Dual mechanisms of ictal high frequency oscillations in rhythmic onset seizures
Elliot H Smith,
Edward M Merricks,
Ronald G. Emerson,
Robert R Goodman,
Sameer A Sheth,
John D Rolston,
Posted 13 Jan 2020
medRxiv DOI: 10.1101/2020.01.09.20017053
Posted 13 Jan 2020
ObjectiveHigh frequency oscillations (HFOs) recorded from intracranial electrodes during epileptiform discharges have been proposed as a biomarker of epileptic brain sites and may also be a useful feature for seizure forecasting, with mixed results. Currently, pathological subclasses of HFOs have been defined primarily by frequency characteristics.
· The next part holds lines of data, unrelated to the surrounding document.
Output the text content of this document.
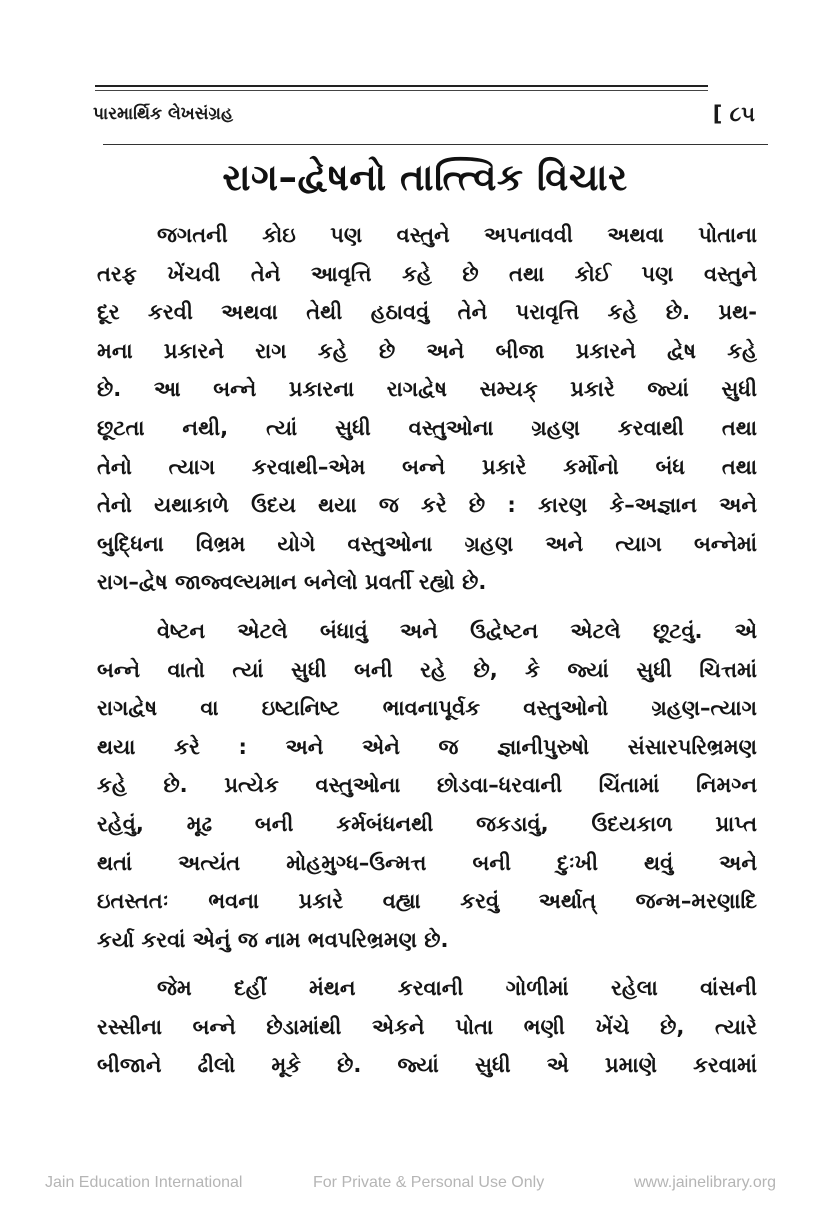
પારમાર્થિક લેખસંગ્રહ	[ ૮૫
રાગ–દ્વેષનો તાત્ત્વિક વિચાર

જગતની કોઇ પણ વસ્તુને અપનાવવી અથવા પોતાના
તરફ ખેંચવી તેને આવૃત્તિ કહે છે તથા કોઈ પણ વસ્તુને
દૂર કરવી અથવા તેથી હઠાવવું તેને પરાવૃત્તિ કહે છે. પ્રથ-
મના પ્રકારને રાગ કહે છે અને બીજા પ્રકારને દ્વેષ કહે
છે. આ બન્ને પ્રકારના રાગદ્વેષ સમ્યક્ પ્રકારે જ્યાં સુધી
છૂટતા નથી, ત્યાં સુધી વસ્તુઓના ગ્રહણ કરવાથી તથા
તેનો ત્યાગ કરવાથી–એમ બન્ને પ્રકારે કર્મોનો બંધ તથા
તેનો યથાકાળે ઉદય થયા જ કરે છે : કારણ કે–અજ્ઞાન અને
બુદ્ધિના વિભ્રમ યોગે વસ્તુઓના ગ્રહણ અને ત્યાગ બન્નેમાં
રાગ–દ્વેષ જાજ્વલ્યમાન બનેલો પ્રવર્તી રહ્યો છે.

વેષ્ટન એટલે બંધાવું અને ઉદ્વેષ્ટન એટલે છૂટવું. એ
બન્ને વાતો ત્યાં સુધી બની રહે છે, કે જ્યાં સુધી ચિત્તમાં
રાગદ્વેષ વા ઇષ્ટાનિષ્ટ ભાવનાપૂર્વક વસ્તુઓનો ગ્રહણ–ત્યાગ
થયા કરે : અને એને જ જ્ઞાનીપુરુષો સંસારપરિભ્રમણ
કહે છે. પ્રત્યેક વસ્તુઓના છોડવા–ધરવાની ચિંતામાં નિમગ્ન
રહેવું, મૂઢ બની કર્મબંધનથી જકડાવું, ઉદયકાળ પ્રાપ્ત
થતાં અત્યંત મોહમુગ્ધ–ઉન્મત્ત બની દુઃખી થવું અને
ઇતસ્તતઃ ભવના પ્રકારે વહ્યા કરવું અર્થાત્ જન્મ–મરણાદિ
કર્યા કરવાં એનું જ નામ ભવપરિભ્રમણ છે.

જેમ દહીં મંથન કરવાની ગોળીમાં રહેલા વાંસની
રસ્સીના બન્ને છેડામાંથી એકને પોતા ભણી ખેંચે છે, ત્યારે
બીજાને ઢીલો મૂકે છે. જ્યાં સુધી એ પ્રમાણે કરવામાં

Jain Education International	For Private & Personal Use Only	www.jainelibrary.org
Despite this, there has been limited investigation into the spatial context of HFOs with recruitment of local cortex into seizure discharging. We sought to further understand the biophysical underpinnings of ictal HFOs. MethodsHere we examine ictal HFOs from multi-scale electrophysiological recordings during spontaneous human rhythmic onset seizures. We compare features of ictal discharges in both the seizure core and penumbra, as defined by multiunit activity patterns. ResultsWe show marked differences in spectral features, unit coupling, and information theoretic characteristics of HFOs during ictal discharges before and after local seizure invasion. Furthermore, we tie these timing-related differences to different spatial domains of seizures, showing that eccentric, penumbral discharges are widely distributed and less useful for seizure localization, which may explain the variable utility of HFOs in seizure localization and forecasting. InterpretationWe thus identify two distinct classes of ictal HFOs, implying two different mechanisms underlying pathological HFOs with contrasting significance for seizure localization.